Austin, Orlando and Phoenix have been among the metropolitan areas with the largest population growth in recent years.
Phoenix’s general meritocracy, which comes from being a relatively young community with a constant influx of new arrivals, has made it welcoming to gay and lesbians, said Angela Hughey, president of ONE Community, a business coalition that advocates for inclusion and equality.
“It’s a very broad city and we are in every neighborhood,” Hughey said Thursday.
In Baltimore, residents have had an appreciation for a camp aesthetic that now would overlap with queer culture. A favorite son, after all, is filmmaker John Waters, and the city celebrates the unconventional, as evidenced by the annual HONFest where celebrants sport beehive hairdos and cat-eye sunglasses. The city also has a vibrant vogue ball scene.
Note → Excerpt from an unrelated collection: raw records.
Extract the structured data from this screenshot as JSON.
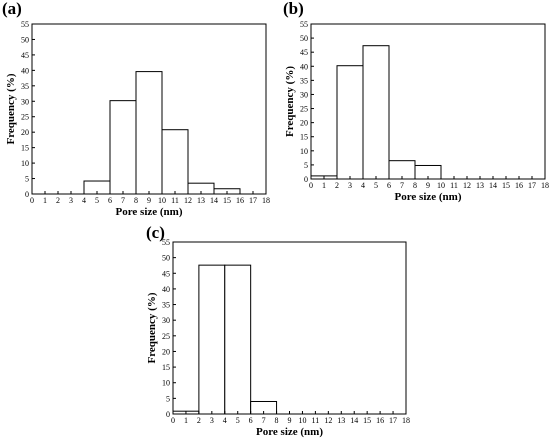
{
  "chart_data": [
    {
      "type": "bar",
      "panel_label": "(a)",
      "xlabel": "Pore size (nm)",
      "ylabel": "Frequency (%)",
      "xlim": [
        0,
        18
      ],
      "ylim": [
        0,
        55
      ],
      "xticks": [
        0,
        1,
        2,
        3,
        4,
        5,
        6,
        7,
        8,
        9,
        10,
        11,
        12,
        13,
        14,
        15,
        16,
        17,
        18
      ],
      "yticks": [
        0,
        5,
        10,
        15,
        20,
        25,
        30,
        35,
        40,
        45,
        50,
        55
      ],
      "bin_width": 2,
      "bins": [
        {
          "start": 4,
          "end": 6,
          "value": 4.2
        },
        {
          "start": 6,
          "end": 8,
          "value": 30.2
        },
        {
          "start": 8,
          "end": 10,
          "value": 39.6
        },
        {
          "start": 10,
          "end": 12,
          "value": 20.8
        },
        {
          "start": 12,
          "end": 14,
          "value": 3.5
        },
        {
          "start": 14,
          "end": 16,
          "value": 1.7
        }
      ]
    },
    {
      "type": "bar",
      "panel_label": "(b)",
      "xlabel": "Pore size (nm)",
      "ylabel": "Frequency (%)",
      "xlim": [
        0,
        18
      ],
      "ylim": [
        0,
        55
      ],
      "xticks": [
        0,
        1,
        2,
        3,
        4,
        5,
        6,
        7,
        8,
        9,
        10,
        11,
        12,
        13,
        14,
        15,
        16,
        17,
        18
      ],
      "yticks": [
        0,
        5,
        10,
        15,
        20,
        25,
        30,
        35,
        40,
        45,
        50,
        55
      ],
      "bin_width": 2,
      "bins": [
        {
          "start": 0,
          "end": 2,
          "value": 1.1
        },
        {
          "start": 2,
          "end": 4,
          "value": 40.2
        },
        {
          "start": 4,
          "end": 6,
          "value": 47.3
        },
        {
          "start": 6,
          "end": 8,
          "value": 6.5
        },
        {
          "start": 8,
          "end": 10,
          "value": 4.8
        }
      ]
    },
    {
      "type": "bar",
      "panel_label": "(c)",
      "xlabel": "Pore size (nm)",
      "ylabel": "Frequency (%)",
      "xlim": [
        0,
        18
      ],
      "ylim": [
        0,
        55
      ],
      "xticks": [
        0,
        1,
        2,
        3,
        4,
        5,
        6,
        7,
        8,
        9,
        10,
        11,
        12,
        13,
        14,
        15,
        16,
        17,
        18
      ],
      "yticks": [
        0,
        5,
        10,
        15,
        20,
        25,
        30,
        35,
        40,
        45,
        50,
        55
      ],
      "bin_width": 2,
      "bins": [
        {
          "start": 0,
          "end": 2,
          "value": 0.9
        },
        {
          "start": 2,
          "end": 4,
          "value": 47.6
        },
        {
          "start": 4,
          "end": 6,
          "value": 47.6
        },
        {
          "start": 6,
          "end": 8,
          "value": 4.0
        }
      ]
    }
  ]
}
“Part of me feels like I need to give a shout-out to John Waters,” said LaMaster, referring to the filmmaker behind cult movies made in Baltimore, such as “Pink Flamingos” and “Hairspray.” “But it’s not just John Waters. There is a rich heritage and history that can be found here.”
LaMaster, who lived in New York City before moving to Baltimore, said the Maryland city lacked the visible gay scene found in a neighborhood like Chelsea in New York City. But Baltimore made sense for same sex couples wanting to set up households in a state that has been a leader in laws prohibiting discrimination based on sexual orientation and gender identity, as well as allowing second-parent adoptions, he said.
“The work isn’t done. That’s my takeaway,” La Master said. “Even though there has been tremendous progress, I think there’s always room for improvement.”